07 Mei 2014

Potret Keluarga

Memandangnya, ada perih yang terselip di hati, ada debar yang tak biasa yang semakin lama semakin kencang, ada amarah yang tak sanggup padam. Ibu memandangnya dengan wajah yang teduh, potret keluarga kami di ruang tengah.

Potret ini adalah barang terakhir peninggalan Ayah. Tiga tahun lalu semua barang Ayah aku singkirkan, pakaian, tanaman yang Ia rawat, sikat gigi, shampo, asbak, gelas, semua, semua yang mengingatkanku pada Ayah sudah aku buang. Kecuali potret kami yang besar di ruang tengah. Bagiku, potret itu adalah cela yang membuat hidupku selalu ada di masa lalu.

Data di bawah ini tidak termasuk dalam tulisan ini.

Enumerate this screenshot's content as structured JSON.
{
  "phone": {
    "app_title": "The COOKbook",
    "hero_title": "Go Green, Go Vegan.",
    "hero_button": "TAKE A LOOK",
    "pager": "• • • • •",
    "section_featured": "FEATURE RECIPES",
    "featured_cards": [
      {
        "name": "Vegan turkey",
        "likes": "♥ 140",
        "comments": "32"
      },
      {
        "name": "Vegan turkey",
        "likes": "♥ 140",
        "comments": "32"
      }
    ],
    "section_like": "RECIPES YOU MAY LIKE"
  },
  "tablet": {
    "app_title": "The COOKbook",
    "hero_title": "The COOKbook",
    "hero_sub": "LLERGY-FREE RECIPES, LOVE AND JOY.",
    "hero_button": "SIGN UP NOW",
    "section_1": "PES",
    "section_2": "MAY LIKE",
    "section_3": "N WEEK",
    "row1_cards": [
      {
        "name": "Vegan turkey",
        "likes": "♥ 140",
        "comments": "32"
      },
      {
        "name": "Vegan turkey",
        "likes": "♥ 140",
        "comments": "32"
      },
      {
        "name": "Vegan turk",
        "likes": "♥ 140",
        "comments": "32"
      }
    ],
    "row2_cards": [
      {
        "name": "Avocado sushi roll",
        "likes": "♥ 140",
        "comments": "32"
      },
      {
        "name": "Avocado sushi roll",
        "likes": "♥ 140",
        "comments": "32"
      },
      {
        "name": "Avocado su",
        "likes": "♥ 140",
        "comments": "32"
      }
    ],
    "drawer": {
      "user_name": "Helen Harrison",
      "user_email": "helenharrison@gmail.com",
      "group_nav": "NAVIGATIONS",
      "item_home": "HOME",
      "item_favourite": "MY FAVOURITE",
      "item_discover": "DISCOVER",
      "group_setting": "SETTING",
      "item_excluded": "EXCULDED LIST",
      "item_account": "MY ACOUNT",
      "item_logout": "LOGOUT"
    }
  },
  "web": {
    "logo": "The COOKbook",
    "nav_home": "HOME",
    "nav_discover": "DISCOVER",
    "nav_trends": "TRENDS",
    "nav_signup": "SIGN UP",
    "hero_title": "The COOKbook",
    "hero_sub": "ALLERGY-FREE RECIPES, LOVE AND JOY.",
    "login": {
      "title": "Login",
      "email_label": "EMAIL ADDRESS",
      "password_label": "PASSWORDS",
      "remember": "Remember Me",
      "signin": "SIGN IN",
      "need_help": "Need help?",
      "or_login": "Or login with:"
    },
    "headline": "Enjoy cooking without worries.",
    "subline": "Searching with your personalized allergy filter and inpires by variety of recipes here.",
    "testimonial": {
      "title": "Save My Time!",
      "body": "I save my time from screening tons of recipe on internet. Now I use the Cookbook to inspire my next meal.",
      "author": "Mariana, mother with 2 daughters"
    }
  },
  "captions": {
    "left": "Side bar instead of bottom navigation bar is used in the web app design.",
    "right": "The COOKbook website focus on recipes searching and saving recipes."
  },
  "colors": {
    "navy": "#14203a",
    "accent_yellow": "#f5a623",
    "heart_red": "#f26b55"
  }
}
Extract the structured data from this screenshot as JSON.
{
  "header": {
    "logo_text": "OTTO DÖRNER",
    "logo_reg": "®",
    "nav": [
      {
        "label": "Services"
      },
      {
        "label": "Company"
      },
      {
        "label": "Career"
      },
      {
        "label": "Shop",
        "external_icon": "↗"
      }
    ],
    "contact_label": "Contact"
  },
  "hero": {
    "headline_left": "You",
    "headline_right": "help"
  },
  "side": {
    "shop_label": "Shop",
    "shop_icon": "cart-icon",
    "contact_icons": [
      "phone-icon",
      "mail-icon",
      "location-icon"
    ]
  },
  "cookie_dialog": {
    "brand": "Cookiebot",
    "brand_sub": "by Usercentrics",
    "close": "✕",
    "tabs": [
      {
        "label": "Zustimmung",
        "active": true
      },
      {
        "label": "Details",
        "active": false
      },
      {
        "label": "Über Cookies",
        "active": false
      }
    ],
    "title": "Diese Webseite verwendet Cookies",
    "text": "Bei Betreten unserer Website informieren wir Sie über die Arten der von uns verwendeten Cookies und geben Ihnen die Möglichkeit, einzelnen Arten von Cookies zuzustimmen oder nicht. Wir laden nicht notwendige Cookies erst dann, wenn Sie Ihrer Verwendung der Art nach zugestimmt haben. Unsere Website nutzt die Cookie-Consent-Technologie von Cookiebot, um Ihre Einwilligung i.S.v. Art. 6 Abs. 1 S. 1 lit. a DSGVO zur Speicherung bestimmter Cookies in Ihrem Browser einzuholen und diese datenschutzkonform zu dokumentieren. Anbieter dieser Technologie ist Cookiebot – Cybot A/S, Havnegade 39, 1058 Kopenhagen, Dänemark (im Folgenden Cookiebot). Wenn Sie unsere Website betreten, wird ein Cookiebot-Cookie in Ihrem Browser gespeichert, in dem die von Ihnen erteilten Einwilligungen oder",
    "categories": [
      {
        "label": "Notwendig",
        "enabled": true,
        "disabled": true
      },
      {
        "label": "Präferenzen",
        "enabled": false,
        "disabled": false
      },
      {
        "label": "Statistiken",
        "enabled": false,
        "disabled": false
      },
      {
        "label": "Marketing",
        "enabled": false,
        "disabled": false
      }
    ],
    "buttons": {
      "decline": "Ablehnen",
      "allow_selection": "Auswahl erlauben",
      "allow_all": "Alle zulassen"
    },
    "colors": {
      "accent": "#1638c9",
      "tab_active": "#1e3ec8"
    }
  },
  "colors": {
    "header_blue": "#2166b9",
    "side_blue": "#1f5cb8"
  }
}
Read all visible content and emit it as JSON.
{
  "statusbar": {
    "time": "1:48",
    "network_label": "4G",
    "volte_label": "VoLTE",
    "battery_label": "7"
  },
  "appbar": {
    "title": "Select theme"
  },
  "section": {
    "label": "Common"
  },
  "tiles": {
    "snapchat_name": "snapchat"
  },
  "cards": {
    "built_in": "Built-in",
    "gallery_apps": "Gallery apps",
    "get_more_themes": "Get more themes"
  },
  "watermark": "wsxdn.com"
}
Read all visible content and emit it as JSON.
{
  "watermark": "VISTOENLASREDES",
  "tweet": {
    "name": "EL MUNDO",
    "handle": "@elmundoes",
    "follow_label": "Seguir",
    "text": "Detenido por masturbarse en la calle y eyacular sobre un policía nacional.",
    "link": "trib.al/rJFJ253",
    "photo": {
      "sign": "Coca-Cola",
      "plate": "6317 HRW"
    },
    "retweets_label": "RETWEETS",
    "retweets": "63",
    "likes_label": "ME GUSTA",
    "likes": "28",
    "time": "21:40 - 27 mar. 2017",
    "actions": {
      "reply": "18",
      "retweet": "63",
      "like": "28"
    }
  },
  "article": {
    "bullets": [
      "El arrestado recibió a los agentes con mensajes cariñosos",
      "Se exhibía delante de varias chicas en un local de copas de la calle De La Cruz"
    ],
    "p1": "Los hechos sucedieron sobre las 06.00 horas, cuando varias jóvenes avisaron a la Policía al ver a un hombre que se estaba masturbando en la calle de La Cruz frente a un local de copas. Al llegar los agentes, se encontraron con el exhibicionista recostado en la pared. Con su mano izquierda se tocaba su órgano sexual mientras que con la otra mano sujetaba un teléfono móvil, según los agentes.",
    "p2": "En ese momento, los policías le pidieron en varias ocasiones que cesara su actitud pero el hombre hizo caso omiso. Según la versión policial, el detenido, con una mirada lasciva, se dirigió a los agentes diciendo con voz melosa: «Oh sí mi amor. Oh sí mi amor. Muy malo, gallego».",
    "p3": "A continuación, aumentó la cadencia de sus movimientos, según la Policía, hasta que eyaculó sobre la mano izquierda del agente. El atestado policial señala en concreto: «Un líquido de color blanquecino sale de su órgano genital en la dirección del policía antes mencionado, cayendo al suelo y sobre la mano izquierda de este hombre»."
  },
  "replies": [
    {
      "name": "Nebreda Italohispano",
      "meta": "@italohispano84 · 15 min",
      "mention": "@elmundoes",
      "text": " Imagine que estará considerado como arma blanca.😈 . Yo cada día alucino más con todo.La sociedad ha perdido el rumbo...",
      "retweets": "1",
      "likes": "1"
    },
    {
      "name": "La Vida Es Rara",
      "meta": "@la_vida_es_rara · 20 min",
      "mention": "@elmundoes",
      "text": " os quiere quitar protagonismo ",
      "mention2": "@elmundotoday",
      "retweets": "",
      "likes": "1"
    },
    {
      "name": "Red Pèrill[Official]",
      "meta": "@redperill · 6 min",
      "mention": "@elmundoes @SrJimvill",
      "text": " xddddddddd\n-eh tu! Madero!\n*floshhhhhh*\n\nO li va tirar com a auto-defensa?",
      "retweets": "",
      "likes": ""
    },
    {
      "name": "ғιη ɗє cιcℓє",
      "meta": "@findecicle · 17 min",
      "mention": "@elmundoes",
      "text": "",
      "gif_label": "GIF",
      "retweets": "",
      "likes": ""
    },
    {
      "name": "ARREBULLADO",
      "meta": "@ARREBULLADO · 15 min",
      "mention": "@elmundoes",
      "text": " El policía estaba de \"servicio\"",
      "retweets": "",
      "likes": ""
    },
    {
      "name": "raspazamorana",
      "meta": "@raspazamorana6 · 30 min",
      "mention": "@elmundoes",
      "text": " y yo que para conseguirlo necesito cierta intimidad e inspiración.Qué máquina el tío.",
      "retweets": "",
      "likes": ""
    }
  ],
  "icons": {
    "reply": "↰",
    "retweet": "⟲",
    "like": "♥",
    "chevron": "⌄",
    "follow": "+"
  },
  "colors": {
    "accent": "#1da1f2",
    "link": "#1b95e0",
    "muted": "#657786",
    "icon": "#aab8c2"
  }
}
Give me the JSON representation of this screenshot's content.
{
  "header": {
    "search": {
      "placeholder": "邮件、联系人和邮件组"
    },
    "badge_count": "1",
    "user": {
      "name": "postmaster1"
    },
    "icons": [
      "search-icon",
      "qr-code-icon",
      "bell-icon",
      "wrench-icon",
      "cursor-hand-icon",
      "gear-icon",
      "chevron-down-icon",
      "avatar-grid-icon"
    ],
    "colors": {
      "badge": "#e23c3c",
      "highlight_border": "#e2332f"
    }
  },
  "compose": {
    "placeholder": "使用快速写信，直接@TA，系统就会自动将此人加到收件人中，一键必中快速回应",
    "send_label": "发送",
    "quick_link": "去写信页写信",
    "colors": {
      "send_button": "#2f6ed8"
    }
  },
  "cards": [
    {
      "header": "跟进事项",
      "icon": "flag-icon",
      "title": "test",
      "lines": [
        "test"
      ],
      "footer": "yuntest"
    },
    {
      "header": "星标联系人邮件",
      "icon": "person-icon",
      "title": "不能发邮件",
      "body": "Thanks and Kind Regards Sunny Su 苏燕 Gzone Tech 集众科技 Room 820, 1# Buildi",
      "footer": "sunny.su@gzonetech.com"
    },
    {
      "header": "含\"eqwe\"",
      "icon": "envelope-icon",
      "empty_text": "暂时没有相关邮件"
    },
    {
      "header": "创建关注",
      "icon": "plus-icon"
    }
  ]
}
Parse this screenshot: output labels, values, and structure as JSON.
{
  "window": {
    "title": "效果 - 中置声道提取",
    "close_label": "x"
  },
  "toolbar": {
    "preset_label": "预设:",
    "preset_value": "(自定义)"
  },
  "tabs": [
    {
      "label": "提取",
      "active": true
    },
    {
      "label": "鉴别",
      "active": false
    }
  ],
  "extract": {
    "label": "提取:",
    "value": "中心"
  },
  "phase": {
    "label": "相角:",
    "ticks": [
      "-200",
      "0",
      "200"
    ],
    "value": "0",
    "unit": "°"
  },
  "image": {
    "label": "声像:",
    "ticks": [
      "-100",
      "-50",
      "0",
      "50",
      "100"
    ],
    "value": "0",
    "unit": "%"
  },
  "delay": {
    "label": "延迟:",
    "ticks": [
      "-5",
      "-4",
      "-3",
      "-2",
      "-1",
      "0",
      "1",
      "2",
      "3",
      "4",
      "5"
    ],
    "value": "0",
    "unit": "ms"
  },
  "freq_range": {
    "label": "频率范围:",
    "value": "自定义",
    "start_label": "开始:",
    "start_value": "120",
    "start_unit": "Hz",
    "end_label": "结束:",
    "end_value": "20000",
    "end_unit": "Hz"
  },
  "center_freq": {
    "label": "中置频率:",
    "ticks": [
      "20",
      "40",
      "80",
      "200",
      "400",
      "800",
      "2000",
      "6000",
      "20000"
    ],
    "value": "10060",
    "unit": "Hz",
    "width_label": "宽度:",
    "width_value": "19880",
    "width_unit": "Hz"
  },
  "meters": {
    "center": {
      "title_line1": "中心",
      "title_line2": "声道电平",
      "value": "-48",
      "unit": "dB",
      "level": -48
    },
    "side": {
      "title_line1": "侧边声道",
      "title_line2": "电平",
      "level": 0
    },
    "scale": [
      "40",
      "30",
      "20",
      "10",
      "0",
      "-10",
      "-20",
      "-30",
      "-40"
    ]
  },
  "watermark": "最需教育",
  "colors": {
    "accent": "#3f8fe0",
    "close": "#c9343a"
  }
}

Bagi Ibu potret itu adalah harapan.

"Dia masih keluarga, mungkin Ia akan pulang," ibu selalu memelihara harapan bahwa Ayah akan pulang dalam potret itu.

Kini tiga tahun kemudian, Ayah tidak pulang. Rumah ini bukan lagi rumahnya. Perempuan entah siapa itu telah menjadi rumahnya.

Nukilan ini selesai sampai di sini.